For years she worked in the Democratic Party's vineyards, paying her dues, speaking at party functions.
She has been successful in politics. Her biggest moment came in 1996, when she defeated NASCAR legend Richard Petty to become the first woman elected to statewide executive office in North Carolina. She also won election to the state Senate in 1992 in a conservative-leaning small town Eastern district.
But Marshall has never quite reached stardom. She lost her first state House race in 1988, lost re-election to her state Senate seat during the 1994 Republican sweep, and finished a distant third when she sought the Democratic nomination for the U.S. Senate in 2002.
She has easily won re-election as secretary of state, for which she makes $123,198 per year. She has a home in West Raleigh where she relaxes by gardening or baking bread.
While Marshall maintains an upbeat attitude in public, she has battled personal tragedy. Her second husband, Sol Marshall, a retired Navy military officer whom she met at Campbell law school, died of cancer in 1999. They had been married 16 years.
Her third husband, William Holdford, a Wilson lawyer, died in November, also of cancer, after eight years of marriage.
Friends say she has a basic internal strength and sense of purpose.
Marshall entered the Senate campaign as her husband was battling incurable cancer, but with his full backing and encouragement.
Two weeks before he died, the doctor in Chapel Hill told him to focus on what was important in his remaining days.
"Bill pumped his fist in the air and said, 'Right Doc.
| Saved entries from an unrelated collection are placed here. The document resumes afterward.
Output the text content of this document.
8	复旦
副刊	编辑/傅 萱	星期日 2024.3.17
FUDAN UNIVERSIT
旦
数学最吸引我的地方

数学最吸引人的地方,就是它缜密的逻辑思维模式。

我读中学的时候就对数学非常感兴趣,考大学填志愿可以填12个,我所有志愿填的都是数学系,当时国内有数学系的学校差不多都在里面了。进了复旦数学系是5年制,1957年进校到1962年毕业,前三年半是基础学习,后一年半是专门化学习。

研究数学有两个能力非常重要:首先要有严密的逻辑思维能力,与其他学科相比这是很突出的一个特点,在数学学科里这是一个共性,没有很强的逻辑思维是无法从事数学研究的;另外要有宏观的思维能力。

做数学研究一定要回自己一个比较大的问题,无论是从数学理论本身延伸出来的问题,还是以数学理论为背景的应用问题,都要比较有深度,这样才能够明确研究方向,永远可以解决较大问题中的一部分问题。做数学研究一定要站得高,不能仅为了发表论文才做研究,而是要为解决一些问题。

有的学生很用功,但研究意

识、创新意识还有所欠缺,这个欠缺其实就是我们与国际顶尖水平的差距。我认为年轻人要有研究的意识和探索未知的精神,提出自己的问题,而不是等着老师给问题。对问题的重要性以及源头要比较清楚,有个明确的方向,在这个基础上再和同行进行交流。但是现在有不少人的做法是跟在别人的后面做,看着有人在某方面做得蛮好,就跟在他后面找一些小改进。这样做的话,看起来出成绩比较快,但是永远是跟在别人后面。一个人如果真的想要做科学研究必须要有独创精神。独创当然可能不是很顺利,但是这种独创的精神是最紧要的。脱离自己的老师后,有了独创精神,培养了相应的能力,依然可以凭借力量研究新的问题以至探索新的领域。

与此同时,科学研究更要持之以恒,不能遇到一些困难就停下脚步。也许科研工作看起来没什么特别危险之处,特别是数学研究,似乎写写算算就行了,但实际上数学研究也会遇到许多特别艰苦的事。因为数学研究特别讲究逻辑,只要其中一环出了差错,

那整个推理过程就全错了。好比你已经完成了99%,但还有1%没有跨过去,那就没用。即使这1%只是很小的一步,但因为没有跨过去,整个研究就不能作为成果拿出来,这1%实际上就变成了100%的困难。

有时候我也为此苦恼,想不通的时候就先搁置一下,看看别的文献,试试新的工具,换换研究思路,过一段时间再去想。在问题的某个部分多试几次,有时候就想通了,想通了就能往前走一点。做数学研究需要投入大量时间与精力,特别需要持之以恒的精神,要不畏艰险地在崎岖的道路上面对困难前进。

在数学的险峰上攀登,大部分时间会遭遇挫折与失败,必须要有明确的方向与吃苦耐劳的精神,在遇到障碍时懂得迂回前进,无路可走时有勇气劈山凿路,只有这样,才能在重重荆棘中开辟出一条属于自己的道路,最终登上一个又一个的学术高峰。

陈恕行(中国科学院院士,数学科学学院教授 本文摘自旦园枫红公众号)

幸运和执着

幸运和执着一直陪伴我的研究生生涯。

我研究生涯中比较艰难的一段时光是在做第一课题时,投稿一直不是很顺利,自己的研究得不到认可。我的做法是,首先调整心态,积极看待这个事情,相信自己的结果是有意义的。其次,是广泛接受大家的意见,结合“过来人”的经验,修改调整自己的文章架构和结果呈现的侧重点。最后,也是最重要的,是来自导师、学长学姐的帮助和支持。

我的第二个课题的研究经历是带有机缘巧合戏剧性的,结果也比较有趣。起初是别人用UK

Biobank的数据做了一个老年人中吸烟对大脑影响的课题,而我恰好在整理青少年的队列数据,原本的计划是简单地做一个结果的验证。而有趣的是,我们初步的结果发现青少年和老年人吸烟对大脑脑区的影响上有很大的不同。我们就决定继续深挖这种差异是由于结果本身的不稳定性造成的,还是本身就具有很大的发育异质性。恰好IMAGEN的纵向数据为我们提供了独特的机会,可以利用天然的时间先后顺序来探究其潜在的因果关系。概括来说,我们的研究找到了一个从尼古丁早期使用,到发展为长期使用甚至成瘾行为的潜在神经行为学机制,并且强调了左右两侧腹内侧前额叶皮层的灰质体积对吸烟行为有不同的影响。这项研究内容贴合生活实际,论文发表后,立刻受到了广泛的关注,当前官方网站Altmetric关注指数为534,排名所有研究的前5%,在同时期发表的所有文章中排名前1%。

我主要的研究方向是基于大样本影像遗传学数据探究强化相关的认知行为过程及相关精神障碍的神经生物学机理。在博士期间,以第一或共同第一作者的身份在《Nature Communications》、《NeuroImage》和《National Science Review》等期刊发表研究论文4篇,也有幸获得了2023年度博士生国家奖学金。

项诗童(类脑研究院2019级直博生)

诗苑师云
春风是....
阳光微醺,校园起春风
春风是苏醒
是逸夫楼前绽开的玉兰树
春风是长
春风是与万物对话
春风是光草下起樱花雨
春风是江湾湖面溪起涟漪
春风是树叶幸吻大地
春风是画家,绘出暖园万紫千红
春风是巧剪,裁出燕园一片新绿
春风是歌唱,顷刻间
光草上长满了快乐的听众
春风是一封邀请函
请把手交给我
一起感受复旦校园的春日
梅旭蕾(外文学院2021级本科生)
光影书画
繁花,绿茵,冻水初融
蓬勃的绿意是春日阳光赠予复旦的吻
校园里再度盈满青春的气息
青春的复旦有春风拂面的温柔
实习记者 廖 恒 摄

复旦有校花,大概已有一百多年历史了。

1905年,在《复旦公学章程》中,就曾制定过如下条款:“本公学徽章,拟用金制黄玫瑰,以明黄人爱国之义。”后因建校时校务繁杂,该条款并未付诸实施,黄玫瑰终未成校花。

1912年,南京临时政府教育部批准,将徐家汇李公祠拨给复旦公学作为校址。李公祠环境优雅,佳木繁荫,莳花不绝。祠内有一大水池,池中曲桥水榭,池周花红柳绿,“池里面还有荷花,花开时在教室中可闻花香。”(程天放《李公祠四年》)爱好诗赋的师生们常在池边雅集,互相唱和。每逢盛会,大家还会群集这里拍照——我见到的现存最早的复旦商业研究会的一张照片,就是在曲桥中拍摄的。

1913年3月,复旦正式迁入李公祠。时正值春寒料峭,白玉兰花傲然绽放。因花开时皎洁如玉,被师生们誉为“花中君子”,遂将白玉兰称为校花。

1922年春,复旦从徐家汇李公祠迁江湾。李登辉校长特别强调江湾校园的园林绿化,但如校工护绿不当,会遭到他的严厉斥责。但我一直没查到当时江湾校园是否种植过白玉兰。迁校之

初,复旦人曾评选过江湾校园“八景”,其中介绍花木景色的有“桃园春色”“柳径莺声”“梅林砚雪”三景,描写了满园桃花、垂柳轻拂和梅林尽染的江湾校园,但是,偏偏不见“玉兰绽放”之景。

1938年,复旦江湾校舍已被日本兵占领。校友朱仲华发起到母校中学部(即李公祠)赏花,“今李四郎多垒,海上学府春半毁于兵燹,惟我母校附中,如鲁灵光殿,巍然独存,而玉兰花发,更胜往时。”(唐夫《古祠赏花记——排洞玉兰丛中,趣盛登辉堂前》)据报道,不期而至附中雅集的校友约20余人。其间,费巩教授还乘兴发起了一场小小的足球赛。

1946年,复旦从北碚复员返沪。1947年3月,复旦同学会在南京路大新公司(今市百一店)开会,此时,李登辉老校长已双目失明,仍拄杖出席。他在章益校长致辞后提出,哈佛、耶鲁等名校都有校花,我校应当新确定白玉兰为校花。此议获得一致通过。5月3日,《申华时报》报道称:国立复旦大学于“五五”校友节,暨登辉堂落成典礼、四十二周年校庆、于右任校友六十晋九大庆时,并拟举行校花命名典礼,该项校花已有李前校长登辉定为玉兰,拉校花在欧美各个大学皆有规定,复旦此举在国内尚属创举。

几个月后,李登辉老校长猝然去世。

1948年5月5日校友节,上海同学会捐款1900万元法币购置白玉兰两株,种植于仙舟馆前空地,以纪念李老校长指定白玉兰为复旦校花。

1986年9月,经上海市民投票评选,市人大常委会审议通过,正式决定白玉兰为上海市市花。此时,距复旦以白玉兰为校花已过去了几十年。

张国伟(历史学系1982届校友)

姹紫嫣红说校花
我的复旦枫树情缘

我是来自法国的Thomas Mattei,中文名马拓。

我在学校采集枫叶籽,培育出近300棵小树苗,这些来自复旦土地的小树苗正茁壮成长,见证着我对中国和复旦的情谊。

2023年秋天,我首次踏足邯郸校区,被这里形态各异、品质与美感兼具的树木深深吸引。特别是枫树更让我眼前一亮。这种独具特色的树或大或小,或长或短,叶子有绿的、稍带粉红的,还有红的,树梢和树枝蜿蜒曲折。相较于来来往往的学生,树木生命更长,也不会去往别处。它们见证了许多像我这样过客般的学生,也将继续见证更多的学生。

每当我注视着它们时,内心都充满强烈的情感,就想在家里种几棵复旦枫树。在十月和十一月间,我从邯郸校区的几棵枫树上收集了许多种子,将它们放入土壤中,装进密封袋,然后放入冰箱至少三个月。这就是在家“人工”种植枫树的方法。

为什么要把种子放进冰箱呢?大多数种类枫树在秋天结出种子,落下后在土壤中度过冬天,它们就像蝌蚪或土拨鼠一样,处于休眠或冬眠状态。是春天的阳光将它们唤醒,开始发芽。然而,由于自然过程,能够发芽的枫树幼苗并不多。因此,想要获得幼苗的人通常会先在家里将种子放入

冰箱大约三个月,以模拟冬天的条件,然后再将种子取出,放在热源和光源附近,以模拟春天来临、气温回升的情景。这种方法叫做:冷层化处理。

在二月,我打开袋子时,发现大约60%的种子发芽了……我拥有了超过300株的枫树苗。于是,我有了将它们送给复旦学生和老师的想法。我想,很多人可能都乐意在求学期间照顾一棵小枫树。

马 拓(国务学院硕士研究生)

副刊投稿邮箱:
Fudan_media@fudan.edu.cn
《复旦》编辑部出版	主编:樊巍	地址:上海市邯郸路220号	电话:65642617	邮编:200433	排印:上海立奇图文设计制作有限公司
That's the campaign,'" Marshall recalls.
After the death of Sol Marshall, Marshall says she spent too much time at home thinking about her loss, which she thinks was a mistake. This time, two weeks after her husband's death, she was back on the campaign trail.
"For me," Marshall says, "the best medicine, the best way to grieve, is to do things that have meaning and purpose. I've got to stay busy. When you know there is pain coming in all things in life, you insulate yourself. I know that working and having a challenge is the best thing for me."